INSPECTORS EXAMINE a factory in the Haifa Bay area. (photo credit: ENVIRONMENT PROTECTION MINISTRY)
INSPECTORS EXAMINE a factory in the Haifa Bay area.
(photo credit: ENVIRONMENT PROTECTION MINISTRY)
Factory activities in the Haifa Bay area may pose relatively high risks to Haifa residents – but not altogether unacceptable ones – according to a statement by the Environmental Protection Ministry.
This statement emerges in front of a backdrop of numerous complaints from Haifa Bay residents that the environment is dangerous and unhealthy. On June 24, the state comptroller reported that the region was the most polluted in the country, with little change in air quality over the past four years.
A 2014 report from the state comptroller stated that cancer rates in the region were 15% higher than the national average, and that the rate of asthma among children was at twice the national average.
The comptroller’s past reports have pointed fingers at the Environmental Protection Ministry for not imposing adequate supervision on the region.
According to the ministry, new survey results showed that factories in the areas do not actually pose unacceptable risks when measured against international standards. The ministry attributed this finding to the different regulations and requirements that it has imposed upon factory plants.
Dr. Eli Stern, an expert in the field of assessing the risk of hazardous materials, has been conducting the survey in stages, the first of which was completed and published. The ministry recommended that this survey be carried out, as the populated and industrialized nature of the Haifa Bay area makes it an important place to monitor. Sixty industrial plants operate in the area, which is busy and metropolitan.

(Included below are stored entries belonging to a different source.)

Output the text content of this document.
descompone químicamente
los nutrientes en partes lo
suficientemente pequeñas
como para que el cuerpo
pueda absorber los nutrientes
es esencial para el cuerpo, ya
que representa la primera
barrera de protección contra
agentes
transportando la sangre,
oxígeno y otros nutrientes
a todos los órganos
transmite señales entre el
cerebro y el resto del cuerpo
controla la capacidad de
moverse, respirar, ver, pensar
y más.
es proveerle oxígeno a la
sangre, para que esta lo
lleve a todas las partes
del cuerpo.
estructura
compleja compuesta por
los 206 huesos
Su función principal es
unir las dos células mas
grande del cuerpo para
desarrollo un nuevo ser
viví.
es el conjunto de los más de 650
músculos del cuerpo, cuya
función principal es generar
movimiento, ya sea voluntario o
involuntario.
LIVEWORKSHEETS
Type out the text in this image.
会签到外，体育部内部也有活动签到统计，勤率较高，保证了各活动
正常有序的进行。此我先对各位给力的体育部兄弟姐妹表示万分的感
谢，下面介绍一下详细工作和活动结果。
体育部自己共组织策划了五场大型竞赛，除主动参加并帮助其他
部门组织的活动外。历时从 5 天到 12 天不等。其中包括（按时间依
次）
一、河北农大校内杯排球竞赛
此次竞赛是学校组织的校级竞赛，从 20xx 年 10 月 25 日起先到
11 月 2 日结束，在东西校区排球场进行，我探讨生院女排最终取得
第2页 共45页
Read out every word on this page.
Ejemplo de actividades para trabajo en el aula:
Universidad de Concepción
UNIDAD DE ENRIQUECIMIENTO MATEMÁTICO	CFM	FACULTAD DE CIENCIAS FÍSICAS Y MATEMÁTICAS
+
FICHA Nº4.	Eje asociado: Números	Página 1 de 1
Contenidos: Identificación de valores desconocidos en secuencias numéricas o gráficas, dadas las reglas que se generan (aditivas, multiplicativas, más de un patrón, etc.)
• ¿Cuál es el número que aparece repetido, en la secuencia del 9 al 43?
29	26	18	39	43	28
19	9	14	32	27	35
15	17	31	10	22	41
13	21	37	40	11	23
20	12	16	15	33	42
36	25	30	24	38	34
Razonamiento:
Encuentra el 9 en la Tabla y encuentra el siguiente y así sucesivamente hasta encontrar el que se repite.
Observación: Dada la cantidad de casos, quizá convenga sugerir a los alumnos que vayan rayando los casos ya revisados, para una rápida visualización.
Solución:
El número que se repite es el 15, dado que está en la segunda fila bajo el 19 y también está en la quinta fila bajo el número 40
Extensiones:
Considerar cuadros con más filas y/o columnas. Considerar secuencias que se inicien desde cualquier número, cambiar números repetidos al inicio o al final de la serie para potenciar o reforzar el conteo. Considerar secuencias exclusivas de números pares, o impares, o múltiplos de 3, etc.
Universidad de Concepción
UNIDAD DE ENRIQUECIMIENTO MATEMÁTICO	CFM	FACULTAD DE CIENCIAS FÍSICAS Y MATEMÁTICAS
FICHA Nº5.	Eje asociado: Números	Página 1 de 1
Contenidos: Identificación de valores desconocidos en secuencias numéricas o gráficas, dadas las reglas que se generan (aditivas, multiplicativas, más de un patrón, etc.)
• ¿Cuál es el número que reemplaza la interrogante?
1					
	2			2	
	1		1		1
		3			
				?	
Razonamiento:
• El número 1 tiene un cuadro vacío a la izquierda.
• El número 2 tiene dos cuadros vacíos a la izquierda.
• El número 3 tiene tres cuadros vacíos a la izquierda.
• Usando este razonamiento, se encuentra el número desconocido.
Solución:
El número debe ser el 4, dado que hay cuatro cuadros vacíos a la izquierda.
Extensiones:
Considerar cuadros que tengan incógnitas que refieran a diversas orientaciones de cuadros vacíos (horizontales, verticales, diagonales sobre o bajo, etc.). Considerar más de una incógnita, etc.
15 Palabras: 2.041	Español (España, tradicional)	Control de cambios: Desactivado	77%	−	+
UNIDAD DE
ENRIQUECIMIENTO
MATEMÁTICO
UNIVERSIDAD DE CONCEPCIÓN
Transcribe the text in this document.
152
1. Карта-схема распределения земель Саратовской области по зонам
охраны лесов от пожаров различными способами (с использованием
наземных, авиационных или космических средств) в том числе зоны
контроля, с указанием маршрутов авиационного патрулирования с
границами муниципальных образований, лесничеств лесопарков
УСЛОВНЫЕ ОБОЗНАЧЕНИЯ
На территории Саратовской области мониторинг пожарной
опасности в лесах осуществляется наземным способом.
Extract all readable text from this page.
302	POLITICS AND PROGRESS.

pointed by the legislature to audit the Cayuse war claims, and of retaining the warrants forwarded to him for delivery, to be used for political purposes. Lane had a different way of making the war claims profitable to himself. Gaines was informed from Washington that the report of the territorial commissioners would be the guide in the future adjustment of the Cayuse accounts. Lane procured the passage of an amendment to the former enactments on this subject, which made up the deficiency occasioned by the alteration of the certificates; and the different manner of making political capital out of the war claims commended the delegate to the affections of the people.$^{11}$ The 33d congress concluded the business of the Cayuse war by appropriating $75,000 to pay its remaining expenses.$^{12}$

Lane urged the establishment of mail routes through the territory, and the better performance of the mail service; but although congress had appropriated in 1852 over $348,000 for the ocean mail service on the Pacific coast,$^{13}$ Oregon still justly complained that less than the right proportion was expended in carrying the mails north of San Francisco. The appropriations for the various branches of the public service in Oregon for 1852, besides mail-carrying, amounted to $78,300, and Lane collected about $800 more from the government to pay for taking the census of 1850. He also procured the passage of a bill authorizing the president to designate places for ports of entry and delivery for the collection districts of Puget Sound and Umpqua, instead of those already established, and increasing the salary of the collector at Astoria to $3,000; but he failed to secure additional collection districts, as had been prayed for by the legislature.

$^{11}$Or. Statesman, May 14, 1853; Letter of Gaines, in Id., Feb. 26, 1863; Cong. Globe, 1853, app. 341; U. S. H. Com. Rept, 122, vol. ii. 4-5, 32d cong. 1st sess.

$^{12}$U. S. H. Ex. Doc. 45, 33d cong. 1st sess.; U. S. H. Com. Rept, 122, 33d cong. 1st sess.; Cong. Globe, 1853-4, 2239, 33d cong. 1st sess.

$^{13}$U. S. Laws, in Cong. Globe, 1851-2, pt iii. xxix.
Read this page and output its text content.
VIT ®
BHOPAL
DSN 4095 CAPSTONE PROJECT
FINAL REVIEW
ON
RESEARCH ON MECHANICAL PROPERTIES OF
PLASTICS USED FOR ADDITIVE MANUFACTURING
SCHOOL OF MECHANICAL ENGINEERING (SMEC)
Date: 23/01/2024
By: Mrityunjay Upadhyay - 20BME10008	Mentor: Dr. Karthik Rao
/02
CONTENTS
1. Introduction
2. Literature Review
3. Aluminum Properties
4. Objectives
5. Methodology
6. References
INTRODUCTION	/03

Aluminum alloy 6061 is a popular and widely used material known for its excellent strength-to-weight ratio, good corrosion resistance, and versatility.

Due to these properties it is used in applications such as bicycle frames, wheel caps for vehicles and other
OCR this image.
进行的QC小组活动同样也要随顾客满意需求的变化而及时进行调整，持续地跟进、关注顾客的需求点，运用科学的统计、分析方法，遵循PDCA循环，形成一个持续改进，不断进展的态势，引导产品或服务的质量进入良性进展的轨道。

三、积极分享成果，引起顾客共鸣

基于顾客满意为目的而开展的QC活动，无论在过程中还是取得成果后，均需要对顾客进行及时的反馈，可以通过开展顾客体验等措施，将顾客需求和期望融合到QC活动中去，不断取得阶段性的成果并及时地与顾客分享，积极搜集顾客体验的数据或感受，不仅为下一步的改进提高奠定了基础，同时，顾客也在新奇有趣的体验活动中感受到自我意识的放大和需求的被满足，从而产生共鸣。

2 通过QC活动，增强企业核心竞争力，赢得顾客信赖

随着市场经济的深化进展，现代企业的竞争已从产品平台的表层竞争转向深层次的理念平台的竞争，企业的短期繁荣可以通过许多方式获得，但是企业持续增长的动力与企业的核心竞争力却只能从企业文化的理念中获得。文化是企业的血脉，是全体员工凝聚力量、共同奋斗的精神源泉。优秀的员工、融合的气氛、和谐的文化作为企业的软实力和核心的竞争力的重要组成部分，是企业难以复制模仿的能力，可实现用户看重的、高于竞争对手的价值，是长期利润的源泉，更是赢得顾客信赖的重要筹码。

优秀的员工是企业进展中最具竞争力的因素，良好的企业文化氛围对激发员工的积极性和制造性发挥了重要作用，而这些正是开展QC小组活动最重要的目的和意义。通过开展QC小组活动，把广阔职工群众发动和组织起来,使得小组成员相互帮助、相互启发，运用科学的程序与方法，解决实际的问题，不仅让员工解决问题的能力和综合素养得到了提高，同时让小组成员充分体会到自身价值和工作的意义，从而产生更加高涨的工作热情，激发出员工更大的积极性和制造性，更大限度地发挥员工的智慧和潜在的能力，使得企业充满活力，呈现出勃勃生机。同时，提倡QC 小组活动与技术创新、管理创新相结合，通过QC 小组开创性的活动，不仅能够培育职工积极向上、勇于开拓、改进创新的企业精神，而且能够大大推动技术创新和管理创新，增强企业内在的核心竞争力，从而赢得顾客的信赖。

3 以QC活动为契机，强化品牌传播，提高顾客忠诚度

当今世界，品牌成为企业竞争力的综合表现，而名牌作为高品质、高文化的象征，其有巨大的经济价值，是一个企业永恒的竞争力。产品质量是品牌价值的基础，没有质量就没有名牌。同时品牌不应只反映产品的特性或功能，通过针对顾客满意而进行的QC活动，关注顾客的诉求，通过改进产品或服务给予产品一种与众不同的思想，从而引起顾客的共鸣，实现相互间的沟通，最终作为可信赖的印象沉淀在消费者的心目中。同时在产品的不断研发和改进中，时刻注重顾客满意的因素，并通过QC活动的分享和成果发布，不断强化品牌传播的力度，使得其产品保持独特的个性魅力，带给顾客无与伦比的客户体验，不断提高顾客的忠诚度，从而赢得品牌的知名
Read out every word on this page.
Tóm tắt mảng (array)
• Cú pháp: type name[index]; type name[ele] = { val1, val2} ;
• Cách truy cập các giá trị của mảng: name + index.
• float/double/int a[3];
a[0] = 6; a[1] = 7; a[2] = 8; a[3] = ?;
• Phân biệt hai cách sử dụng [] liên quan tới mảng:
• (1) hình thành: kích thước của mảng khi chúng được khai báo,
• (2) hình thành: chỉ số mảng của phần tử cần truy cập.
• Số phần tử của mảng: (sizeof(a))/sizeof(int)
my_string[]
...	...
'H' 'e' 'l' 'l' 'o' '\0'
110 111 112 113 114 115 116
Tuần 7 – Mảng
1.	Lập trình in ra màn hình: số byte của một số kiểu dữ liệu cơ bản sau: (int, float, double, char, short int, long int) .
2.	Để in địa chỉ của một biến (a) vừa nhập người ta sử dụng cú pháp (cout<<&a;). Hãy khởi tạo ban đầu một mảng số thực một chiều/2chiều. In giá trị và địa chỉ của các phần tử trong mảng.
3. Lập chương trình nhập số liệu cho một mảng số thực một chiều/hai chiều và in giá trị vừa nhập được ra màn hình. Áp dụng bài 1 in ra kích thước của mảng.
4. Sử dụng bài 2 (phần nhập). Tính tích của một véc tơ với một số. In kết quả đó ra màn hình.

The survey examined 1,500 risk factors over the past three years. The results of the survey update a former study that the Netherlands Organization for Applied Scientific Research performed 20 years ago.
The standards that the survey used were “more stringent than is customary in the world,” according to the statement. Instead of just focusing on accidental deaths, the survey investigated side effects such as probabilities of mortality and health damage.
There were a number of serious incidents that occurred during the factory operations, however, including leaks, fires and explosions of toxic, flammable and explosive materials.
There were also four factory plants that did qualify as posing a high risk: Dsheinim, Dor, Gadiv and Gadot Mizrach. The ministry plans to subject these plants to additional regulations and to introduce risk management programs.
The ministry’s next steps involve collecting comments from municipalities and councils, to see if they have any information to add to the survey assessment. The ministry has initiated a period for public comments in the wake of its first report, which will continue until August 8. It will then publish the results of the rest of the survey.
Cassandra Gomes-Hochberg contributed to this report.